As further proof that fashion – and men’s fashion in particular – operates entirely in cycles, I don’t think I’ve ever seen as many popover-style shirts at so many different retailers as I have this spring. Although it never disappeared, the popover hasn’t exactly been a mainstay of menswear since the 60’s, when Gant made up the style in oxford cloth and it became an instant favorite of the Ivy set. Certainly, there have always been men who’ve worn them, especially in Italy (as opposed to elsewhere in Europe) – Gianni Agnelli was, after all, well known for favoring them – but especially in America, they’ve been a purely casual item to be found mostly at Ivy retailers (Brooks Brothers, Gant, occasionally J. Press), and mostly made up in Ivy colors and fabrics.
The thing is, the popover wasn’t a new style when Gant “introduced” it to the East Coast (besides, Agnelli appears to have been wearing them – with a spread collar as opposed to a button-down collar – by that point).
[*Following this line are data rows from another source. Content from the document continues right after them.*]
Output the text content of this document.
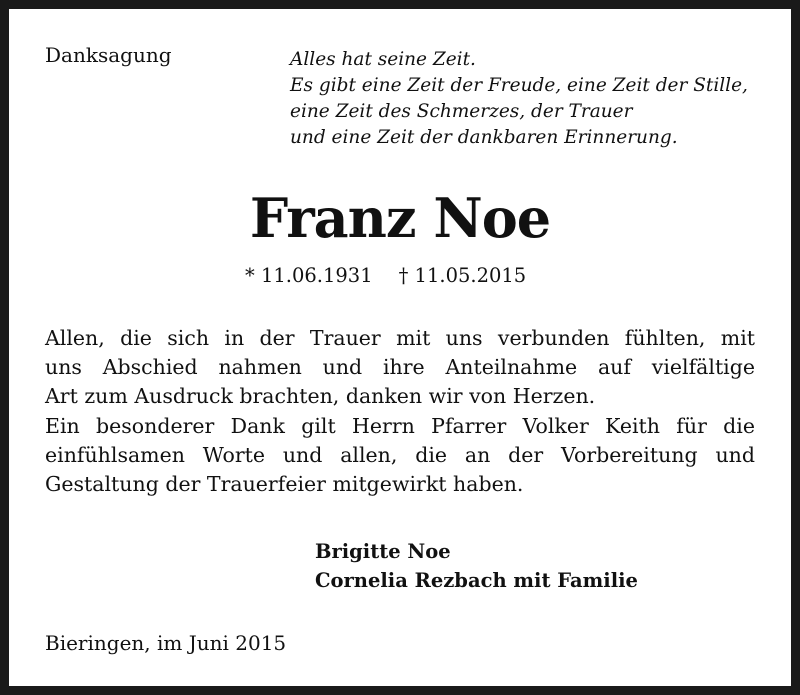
Danksagung	Alles hat seine Zeit.
Es gibt eine Zeit der Freude, eine Zeit der Stille,
eine Zeit des Schmerzes, der Trauer
und eine Zeit der dankbaren Erinnerung.
Franz Noe
* 11.06.1931 † 11.05.2015
Allen, die sich in der Trauer mit uns verbunden fühlten, mit
uns Abschied nahmen und ihre Anteilnahme auf vielfältige
Art zum Ausdruck brachten, danken wir von Herzen.
Ein besonderer Dank gilt Herrn Pfarrer Volker Keith für die
einfühlsamen Worte und allen, die an der Vorbereitung und
Gestaltung der Trauerfeier mitgewirkt haben.
Brigitte Noe
Cornelia Rezbach mit Familie
Bieringen, im Juni 2015
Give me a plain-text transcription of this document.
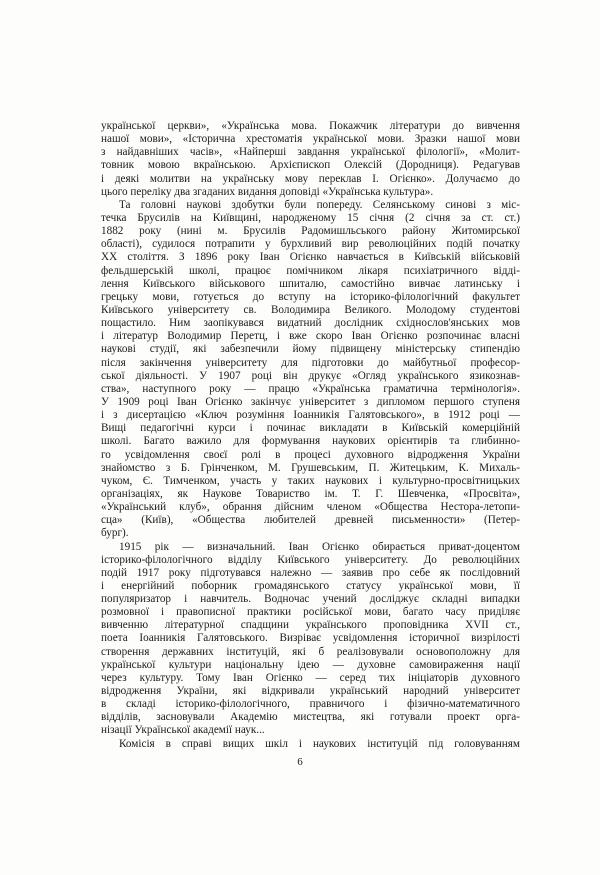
української церкви», «Українська мова. Покажчик літератури до вивчення
нашої мови», «Історична хрестоматія української мови. Зразки нашої мови
з найдавніших часів», «Найперші завдання української філології», «Молит-
товник мовою вкраїнською. Архієпископ Олексій (Дородниця). Редагував
і деякі молитви на українську мову переклав І. Огієнко». Долучаємо до
цього переліку два згаданих видання доповіді «Українська культура».
Та головні наукові здобутки були попереду. Селянському синові з міс-
течка Брусилів на Київщині, народженому 15 січня (2 січня за ст. ст.)
1882 року (нині м. Брусилів Радомишльського району Житомирської
області), судилося потрапити у бурхливий вир революційних подій початку
XX століття. З 1896 року Іван Огієнко навчається в Київській військовій
фельдшерській школі, працює помічником лікаря психіатричного відді-
лення Київського військового шпиталю, самостійно вивчає латинську і
грецьку мови, готується до вступу на історико-філологічний факультет
Київського університету св. Володимира Великого. Молодому студентові
пощастило. Ним заопікувався видатний дослідник східнослов'янських мов
і літератур Володимир Перетц, і вже скоро Іван Огієнко розпочинає власні
наукові студії, які забезпечили йому підвищену міністерську стипендію
після закінчення університету для підготовки до майбутньої професор-
ської діяльності. У 1907 році він друкує «Огляд українського язикознав-
ства», наступного року — працю «Українська граматична термінологія».
У 1909 році Іван Огієнко закінчує університет з дипломом першого ступеня
і з дисертацією «Ключ розуміння Іоанникія Галятовського», в 1912 році —
Вищі педагогічні курси і починає викладати в Київській комерційній
школі. Багато важило для формування наукових орієнтирів та глибинно-
го усвідомлення своєї ролі в процесі духовного відродження України
знайомство з Б. Грінченком, М. Грушевським, П. Житецьким, К. Михаль-
чуком, Є. Тимченком, участь у таких наукових і культурно-просвітницьких
організаціях, як Наукове Товариство ім. Т. Г. Шевченка, «Просвіта»,
«Український клуб», обрання дійсним членом «Общества Нестора-летопи-
сца» (Київ), «Общества любителей древней письменности» (Петер-
бург).
1915 рік — визначальний. Іван Огієнко обирається приват-доцентом
історико-філологічного відділу Київського університету. До революційних
подій 1917 року підготувався належно — заявив про себе як послідовний
і енергійний поборник громадянського статусу української мови, її
популяризатор і навчитель. Водночас учений досліджує складні випадки
розмовної і правописної практики російської мови, багато часу приділяє
вивченню літературної спадщини українського проповідника XVII ст.,
поета Іоанникія Галятовського. Визріває усвідомлення історичної визрілості
створення державних інституцій, які б реалізовували основоположну для
української культури національну ідею — духовне самовираження нації
через культуру. Тому Іван Огієнко — серед тих ініціаторів духовного
відродження України, які відкривали український народний університет
в складі історико-філологічного, правничого і фізично-математичного
відділів, засновували Академію мистецтва, які готували проект орга-
нізації Української академії наук...
Комісія в справі вищих шкіл і наукових інституцій під головуванням
6
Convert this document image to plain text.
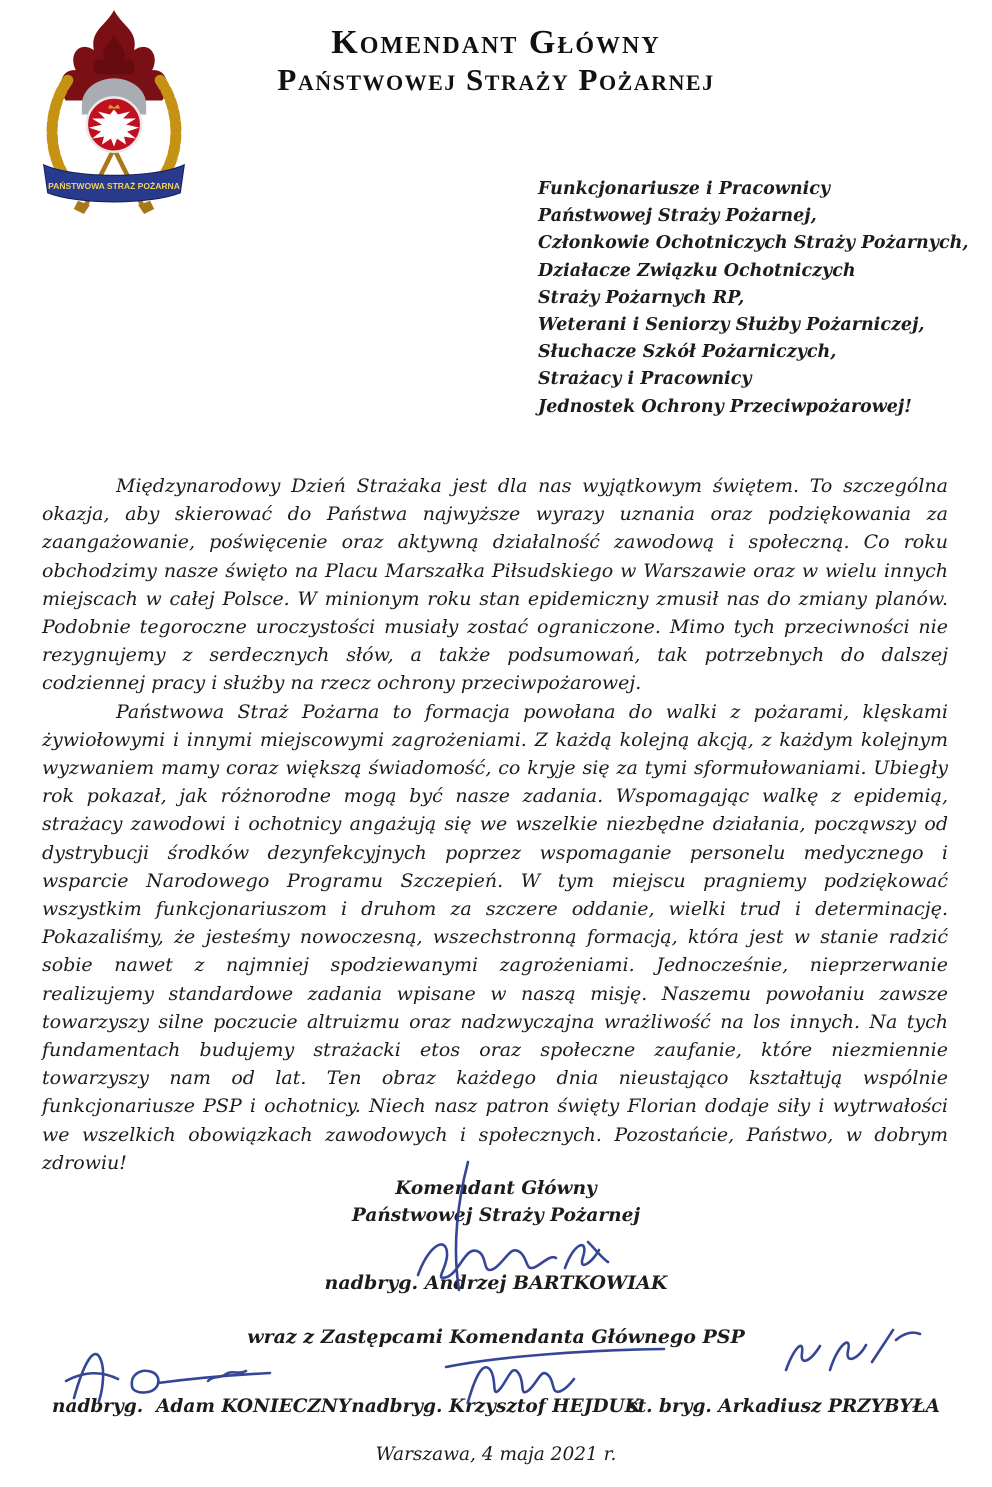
PAŃSTWOWA STRAŻ POŻARNA
Komendant Główny
Państwowej Straży Pożarnej
Funkcjonariusze i Pracownicy
Państwowej Straży Pożarnej,
Członkowie Ochotniczych Straży Pożarnych,
Działacze Związku Ochotniczych
Straży Pożarnych RP,
Weterani i Seniorzy Służby Pożarniczej,
Słuchacze Szkół Pożarniczych,
Strażacy i Pracownicy
Jednostek Ochrony Przeciwpożarowej!

Międzynarodowy Dzień Strażaka jest dla nas wyjątkowym świętem. To szczególna okazja, aby skierować do Państwa najwyższe wyrazy uznania oraz podziękowania za zaangażowanie, poświęcenie oraz aktywną działalność zawodową i społeczną. Co roku obchodzimy nasze święto na Placu Marszałka Piłsudskiego w Warszawie oraz w wielu innych miejscach w całej Polsce. W minionym roku stan epidemiczny zmusił nas do zmiany planów. Podobnie tegoroczne uroczystości musiały zostać ograniczone. Mimo tych przeciwności nie rezygnujemy z serdecznych słów, a także podsumowań, tak potrzebnych do dalszej codziennej pracy i służby na rzecz ochrony przeciwpożarowej.

Państwowa Straż Pożarna to formacja powołana do walki z pożarami, klęskami żywiołowymi i innymi miejscowymi zagrożeniami. Z każdą kolejną akcją, z każdym kolejnym wyzwaniem mamy coraz większą świadomość, co kryje się za tymi sformułowaniami. Ubiegły rok pokazał, jak różnorodne mogą być nasze zadania. Wspomagając walkę z epidemią, strażacy zawodowi i ochotnicy angażują się we wszelkie niezbędne działania, począwszy od dystrybucji środków dezynfekcyjnych poprzez wspomaganie personelu medycznego i wsparcie Narodowego Programu Szczepień. W tym miejscu pragniemy podziękować wszystkim funkcjonariuszom i druhom za szczere oddanie, wielki trud i determinację. Pokazaliśmy, że jesteśmy nowoczesną, wszechstronną formacją, która jest w stanie radzić sobie nawet z najmniej spodziewanymi zagrożeniami. Jednocześnie, nieprzerwanie realizujemy standardowe zadania wpisane w naszą misję. Naszemu powołaniu zawsze towarzyszy silne poczucie altruizmu oraz nadzwyczajna wrażliwość na los innych. Na tych fundamentach budujemy strażacki etos oraz społeczne zaufanie, które niezmiennie towarzyszy nam od lat. Ten obraz każdego dnia nieustająco kształtują wspólnie funkcjonariusze PSP i ochotnicy. Niech nasz patron święty Florian dodaje siły i wytrwałości we wszelkich obowiązkach zawodowych i społecznych. Pozostańcie, Państwo, w dobrym zdrowiu!

Komendant Główny
Państwowej Straży Pożarnej
nadbryg. Andrzej BARTKOWIAK
wraz z Zastępcami Komendanta Głównego PSP
nadbryg.  Adam KONIECZNY nadbryg. Krzysztof HEJDUK
st. bryg. Arkadiusz PRZYBYŁA
Warszawa, 4 maja 2021 r.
It’s full-length buttoning that’s relatively new, and which only appeared in the mid-1800’s. If you’ve ever browsed antique shirts, you’ve probably noticed that most of them – whether they’re the sought-after French workshirts or the “formal” English pieces – only sport half-plackets. It was only after the introduction of the full placket that popovers slowly disappeared across most of Europe and America.
Part of the recent dearth of popovers, at least in terms of contemporary fashion, must surely be due to our decade-long obsession with Tight Things. Since popovers must be pulled on over the head, they require a bit of extra room in the body to accommodate waving arms and wide shoulders, and I can only imagine that said extra room was anathema to most brands attempting to ride the slim fit wave. In addition, the view of popovers as a purely casual item didn’t do much for their popularity, but as tailored clothing continues to become less and less important to the daily lives of most men, it appears that popovers are – at least in some places – back on the menu, so let’s talk about how to wear them.
First, it’s easy to find casual popovers cut to a length that’s meant to be worn untucked. If you want to channel Ivy style, add a pair of chino shorts, a woven belt, and some penny loafers, and you’re set for summer on the Vineyard.
Spring and summer are, in my opinion, the perfect seasons for popover-wearing. The slightly relaxed cut, especially when done in a linen or linen blend, is great for warm weather, especially as a vacation shirt. That’s because it’s nice-looking enough that you can wear it out to dinner, but not so nice that you feel bad bundling it up with a beach towel. And you don’t have to be channeling the preppy thing, if you don’t want to. Roll up the sleeves, put on a pair of Vans, and you’ll look just great. Or do as men such as Gianni Agnelli and Yasuto Kamoshita do (Kamoshita also often wears polo shirts under his jackets), and wear yours under an odd jacket or with a suit. The point is that no matter the style you’re after, a popover is a great shirt to have in your wardrobe.
If you’re looking for casual options, affiliate Need Supply is a good place to start, as are brands like Gitman Vintage. If you’re open to wearing a band-collar shirt, those aren’t hard to find at all. Tailoring-friendly options are a bit less easy to come across, although Kamakura offers their own take on the Ivy classic, as does Brooks Brothers. Eidos has been known to offer both band-collar popovers and long-sleeve henleys in the past, and Ralph Lauren’s stock rotates regularly. Amusingly, Gant’s own popovers come and go as well, so you may have to do a bit of searching. If you know exactly what you’re after, Proper Cloth also offers popover plackets as an option.
It just so happens that affiliate No Man Walks Alone stocks this great linen popover from G. Inglese, which would look pretty darn good with one of those Solaro suits we keep talking about. Wear it with a tie or without, with laced shoes or loafers. However you decide to wear it, wear it in good health, and enjoy the good weather.